Diversification Opportunities for Boston Beer and Derwent London

-0.71
  Correlation Coefficient

Pay attention - limited upside

The 3 months correlation between Boston and Derwent is -0.71. Overlapping area represents the amount of risk that can be diversified away by holding Boston Beer and Derwent London PLC in the same portfolio, assuming nothing else is changed. The correlation between historical prices or returns on Derwent London PLC and Boston Beer is a relative statistical measure of the degree to which these equity instruments tend to move together. The correlation coefficient measures the extent to which returns on Boston Beer are associated (or correlated) with Derwent London. Values of the correlation coefficient range from -1 to +1, where. The correlation of zero (0) is possible when the price movement of Derwent London PLC has no effect on the direction of Boston Beer i.e., Boston Beer and Derwent London go up and down completely randomly.

Pair Corralation between Boston Beer and Derwent London

Considering the 90-day investment horizon Boston Beer is expected to under-perform the Derwent London. In addition to that, Boston Beer is 1.12 times more volatile than Derwent London PLC. It trades about 0.0 of its total potential returns per unit of risk. Derwent London PLC is currently generating about 0.01 per unit of volatility. If you would invest  2,665  in Derwent London PLC on September 14, 2024 and sell it today you would earn a total of  25.00  from holding Derwent London PLC or generate 0.94% return on investment over 90 days.
Time Period3 Months [change]
DirectionMoves Against 
StrengthWeak
Accuracy68.77%
ValuesDaily Returns

Boston Beer  vs.  Derwent London PLC

 Performance 
       Timeline  
Boston Beer 

Risk-Adjusted Performance

12 of 100

 
Weak
 
Strong
Good
Compared to the overall equity markets, risk-adjusted returns on investments in Boston Beer are ranked lower than 12 (%) of all global equities and portfolios over the last 90 days. In spite of very weak basic indicators, Boston Beer displayed solid returns over the last few months and may actually be approaching a breakup point.
Derwent London PLC 

Risk-Adjusted Performance

0 of 100

 
Weak
 
Strong
Very Weak
Over the last 90 days Derwent London PLC has generated negative risk-adjusted returns adding no value to investors with long positions. Despite latest conflicting performance, the Stock's basic indicators remain stable and the current disturbance on Wall Street may also be a sign of long-run gains for the company stockholders.

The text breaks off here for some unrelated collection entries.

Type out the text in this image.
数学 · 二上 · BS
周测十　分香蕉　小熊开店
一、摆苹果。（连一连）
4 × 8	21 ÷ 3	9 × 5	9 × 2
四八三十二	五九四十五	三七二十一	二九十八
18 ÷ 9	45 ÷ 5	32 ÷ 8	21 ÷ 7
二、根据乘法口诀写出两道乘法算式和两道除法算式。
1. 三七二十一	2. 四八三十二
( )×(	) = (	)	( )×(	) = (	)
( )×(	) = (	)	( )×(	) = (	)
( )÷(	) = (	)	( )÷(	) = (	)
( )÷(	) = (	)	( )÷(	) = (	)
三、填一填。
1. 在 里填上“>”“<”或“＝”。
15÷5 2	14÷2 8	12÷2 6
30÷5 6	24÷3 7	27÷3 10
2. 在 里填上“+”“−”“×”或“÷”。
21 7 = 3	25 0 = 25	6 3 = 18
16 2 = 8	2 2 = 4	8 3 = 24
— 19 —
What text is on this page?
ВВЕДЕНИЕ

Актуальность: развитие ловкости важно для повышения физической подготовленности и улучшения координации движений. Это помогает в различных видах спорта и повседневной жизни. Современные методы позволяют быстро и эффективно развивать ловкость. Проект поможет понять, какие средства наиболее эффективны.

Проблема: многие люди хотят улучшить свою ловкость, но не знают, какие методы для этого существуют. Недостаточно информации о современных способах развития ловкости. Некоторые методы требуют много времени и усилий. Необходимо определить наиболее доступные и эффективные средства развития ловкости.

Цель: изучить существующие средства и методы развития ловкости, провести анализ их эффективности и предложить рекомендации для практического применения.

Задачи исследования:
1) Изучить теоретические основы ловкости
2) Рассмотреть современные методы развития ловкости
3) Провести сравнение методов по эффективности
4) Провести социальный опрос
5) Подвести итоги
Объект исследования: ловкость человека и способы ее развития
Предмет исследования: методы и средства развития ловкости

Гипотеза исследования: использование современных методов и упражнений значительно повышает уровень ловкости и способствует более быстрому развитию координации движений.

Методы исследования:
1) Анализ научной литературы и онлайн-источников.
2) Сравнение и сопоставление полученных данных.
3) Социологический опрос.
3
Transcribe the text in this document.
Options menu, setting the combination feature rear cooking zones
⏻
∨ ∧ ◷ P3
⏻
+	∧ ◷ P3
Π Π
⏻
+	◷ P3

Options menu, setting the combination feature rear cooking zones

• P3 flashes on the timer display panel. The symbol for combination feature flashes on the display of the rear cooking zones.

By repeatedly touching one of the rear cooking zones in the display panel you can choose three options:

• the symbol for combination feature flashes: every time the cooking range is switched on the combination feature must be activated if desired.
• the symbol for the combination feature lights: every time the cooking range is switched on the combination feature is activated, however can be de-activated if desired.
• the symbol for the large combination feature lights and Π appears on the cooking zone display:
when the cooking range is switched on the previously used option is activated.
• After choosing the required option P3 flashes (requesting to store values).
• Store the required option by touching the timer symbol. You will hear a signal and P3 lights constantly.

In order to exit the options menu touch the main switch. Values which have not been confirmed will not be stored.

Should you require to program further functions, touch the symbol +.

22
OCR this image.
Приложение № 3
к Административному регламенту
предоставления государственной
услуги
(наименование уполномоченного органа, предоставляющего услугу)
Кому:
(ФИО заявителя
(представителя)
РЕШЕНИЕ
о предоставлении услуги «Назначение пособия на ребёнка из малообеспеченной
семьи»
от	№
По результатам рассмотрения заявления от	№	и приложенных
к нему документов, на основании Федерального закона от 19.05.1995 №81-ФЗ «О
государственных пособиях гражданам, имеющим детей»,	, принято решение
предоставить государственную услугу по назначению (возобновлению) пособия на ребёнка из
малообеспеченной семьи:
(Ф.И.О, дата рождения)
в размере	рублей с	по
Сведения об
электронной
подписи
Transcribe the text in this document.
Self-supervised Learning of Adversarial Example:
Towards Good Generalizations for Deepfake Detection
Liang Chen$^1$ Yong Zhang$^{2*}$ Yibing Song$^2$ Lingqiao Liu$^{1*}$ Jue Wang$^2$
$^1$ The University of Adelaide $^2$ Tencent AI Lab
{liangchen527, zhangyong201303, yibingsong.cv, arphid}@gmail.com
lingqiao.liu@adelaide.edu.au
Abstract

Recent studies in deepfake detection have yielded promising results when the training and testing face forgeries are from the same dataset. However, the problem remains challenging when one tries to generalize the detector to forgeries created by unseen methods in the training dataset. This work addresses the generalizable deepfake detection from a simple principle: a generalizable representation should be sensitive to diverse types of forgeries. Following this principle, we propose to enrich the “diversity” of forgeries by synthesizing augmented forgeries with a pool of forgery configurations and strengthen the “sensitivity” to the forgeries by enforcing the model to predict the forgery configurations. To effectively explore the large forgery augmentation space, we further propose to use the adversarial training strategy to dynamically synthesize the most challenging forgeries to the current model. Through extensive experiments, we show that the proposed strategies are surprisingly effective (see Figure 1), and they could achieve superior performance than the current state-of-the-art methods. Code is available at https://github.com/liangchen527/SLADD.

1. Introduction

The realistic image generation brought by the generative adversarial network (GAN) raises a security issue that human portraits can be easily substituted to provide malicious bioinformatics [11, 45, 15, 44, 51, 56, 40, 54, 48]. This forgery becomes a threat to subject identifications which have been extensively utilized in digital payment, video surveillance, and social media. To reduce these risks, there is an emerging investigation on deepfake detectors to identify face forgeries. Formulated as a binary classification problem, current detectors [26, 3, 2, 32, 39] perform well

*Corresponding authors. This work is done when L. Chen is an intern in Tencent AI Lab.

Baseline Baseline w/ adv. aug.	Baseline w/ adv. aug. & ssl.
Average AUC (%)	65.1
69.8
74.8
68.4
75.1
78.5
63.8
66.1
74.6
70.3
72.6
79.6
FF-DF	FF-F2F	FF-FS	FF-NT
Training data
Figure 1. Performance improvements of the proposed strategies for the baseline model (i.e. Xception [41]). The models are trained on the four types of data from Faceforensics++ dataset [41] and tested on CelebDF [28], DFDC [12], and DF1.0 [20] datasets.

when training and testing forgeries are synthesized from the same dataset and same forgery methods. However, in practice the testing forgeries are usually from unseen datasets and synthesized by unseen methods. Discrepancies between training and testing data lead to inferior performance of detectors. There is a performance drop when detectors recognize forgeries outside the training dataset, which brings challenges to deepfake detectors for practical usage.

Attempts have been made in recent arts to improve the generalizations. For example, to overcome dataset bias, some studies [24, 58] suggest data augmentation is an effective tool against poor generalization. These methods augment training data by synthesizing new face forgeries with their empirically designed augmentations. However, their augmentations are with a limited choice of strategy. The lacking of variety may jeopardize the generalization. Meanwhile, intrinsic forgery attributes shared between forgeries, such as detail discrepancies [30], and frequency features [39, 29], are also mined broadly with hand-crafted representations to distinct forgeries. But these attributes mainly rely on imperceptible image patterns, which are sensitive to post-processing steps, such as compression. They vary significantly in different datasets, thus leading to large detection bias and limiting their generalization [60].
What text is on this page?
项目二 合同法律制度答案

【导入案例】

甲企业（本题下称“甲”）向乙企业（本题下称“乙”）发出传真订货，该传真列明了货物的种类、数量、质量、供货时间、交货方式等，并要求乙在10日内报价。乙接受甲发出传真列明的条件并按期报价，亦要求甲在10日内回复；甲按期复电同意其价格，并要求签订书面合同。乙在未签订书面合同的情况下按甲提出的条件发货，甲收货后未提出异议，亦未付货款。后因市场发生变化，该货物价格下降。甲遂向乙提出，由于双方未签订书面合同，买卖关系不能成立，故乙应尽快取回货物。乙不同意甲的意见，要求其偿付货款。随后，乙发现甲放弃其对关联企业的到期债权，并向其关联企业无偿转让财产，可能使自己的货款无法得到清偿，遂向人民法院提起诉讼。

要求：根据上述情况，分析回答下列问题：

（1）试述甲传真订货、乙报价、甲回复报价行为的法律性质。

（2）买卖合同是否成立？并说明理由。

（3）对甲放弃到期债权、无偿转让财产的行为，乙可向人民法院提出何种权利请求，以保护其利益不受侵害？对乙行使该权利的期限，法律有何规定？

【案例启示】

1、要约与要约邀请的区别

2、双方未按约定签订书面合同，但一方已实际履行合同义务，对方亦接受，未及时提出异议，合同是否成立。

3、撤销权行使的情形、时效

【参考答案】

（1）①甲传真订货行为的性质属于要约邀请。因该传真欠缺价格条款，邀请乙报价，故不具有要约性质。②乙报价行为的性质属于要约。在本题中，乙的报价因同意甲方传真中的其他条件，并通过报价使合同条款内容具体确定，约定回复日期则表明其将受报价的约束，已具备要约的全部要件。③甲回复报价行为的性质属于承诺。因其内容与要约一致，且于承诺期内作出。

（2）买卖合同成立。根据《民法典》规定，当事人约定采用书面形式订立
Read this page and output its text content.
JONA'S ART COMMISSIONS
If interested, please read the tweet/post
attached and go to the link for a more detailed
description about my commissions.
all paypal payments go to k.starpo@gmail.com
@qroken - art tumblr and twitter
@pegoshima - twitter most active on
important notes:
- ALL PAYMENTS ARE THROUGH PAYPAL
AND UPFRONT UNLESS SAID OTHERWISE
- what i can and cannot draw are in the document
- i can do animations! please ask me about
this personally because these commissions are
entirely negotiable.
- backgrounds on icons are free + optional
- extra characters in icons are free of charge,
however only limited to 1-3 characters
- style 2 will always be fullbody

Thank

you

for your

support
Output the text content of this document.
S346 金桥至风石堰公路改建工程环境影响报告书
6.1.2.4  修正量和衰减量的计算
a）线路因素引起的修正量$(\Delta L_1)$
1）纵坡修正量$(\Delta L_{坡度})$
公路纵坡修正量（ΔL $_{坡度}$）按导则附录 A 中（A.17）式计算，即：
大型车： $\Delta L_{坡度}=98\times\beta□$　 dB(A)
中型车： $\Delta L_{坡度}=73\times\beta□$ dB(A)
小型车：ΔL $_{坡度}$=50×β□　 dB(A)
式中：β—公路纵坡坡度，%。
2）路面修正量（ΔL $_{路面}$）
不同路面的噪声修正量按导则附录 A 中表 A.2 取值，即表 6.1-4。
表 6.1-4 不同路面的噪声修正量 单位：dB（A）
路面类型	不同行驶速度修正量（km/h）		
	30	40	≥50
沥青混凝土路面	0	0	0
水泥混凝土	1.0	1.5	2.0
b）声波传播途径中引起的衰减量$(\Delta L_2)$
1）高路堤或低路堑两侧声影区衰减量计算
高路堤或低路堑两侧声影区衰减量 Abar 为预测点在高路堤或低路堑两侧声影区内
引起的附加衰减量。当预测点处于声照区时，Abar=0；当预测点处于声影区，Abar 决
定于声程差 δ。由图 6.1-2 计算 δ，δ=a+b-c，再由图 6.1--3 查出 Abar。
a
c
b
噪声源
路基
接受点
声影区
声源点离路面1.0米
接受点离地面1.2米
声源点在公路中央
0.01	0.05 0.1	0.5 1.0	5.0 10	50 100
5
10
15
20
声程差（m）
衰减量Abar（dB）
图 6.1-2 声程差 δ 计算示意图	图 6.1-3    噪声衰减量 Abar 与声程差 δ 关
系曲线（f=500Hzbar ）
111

Boston Beer and Derwent London Volatility Contrast

   Predicted Return Density   
       Returns  

Pair Trading with Boston Beer and Derwent London

The main advantage of trading using opposite Boston Beer and Derwent London positions is that it hedges away some unsystematic risk. Because of two separate transactions, even if Boston Beer position performs unexpectedly, Derwent London can make up some of the losses. Pair trading also minimizes risk from directional movements in the market. For example, if an entire industry or sector drops because of unexpected headlines, the short position in Derwent London will offset losses from the drop in Derwent London's long position.
The idea behind Boston Beer and Derwent London PLC pairs trading is to make the combined position market-neutral, meaning the overall market's direction will not affect its win or loss (or potential downside or upside). This can be achieved by designing a pairs trade with two highly correlated stocks or equities that operate in a similar space or sector, making it possible to obtain profits through simple and relatively low-risk investment.
Check out your portfolio center.
Note that this page's information should be used as a complementary analysis to find the right mix of equity instruments to add to your existing portfolios or create a brand new portfolio. You can also try the Cryptocurrency Center module to build and monitor diversified portfolio of extremely risky digital assets and cryptocurrency.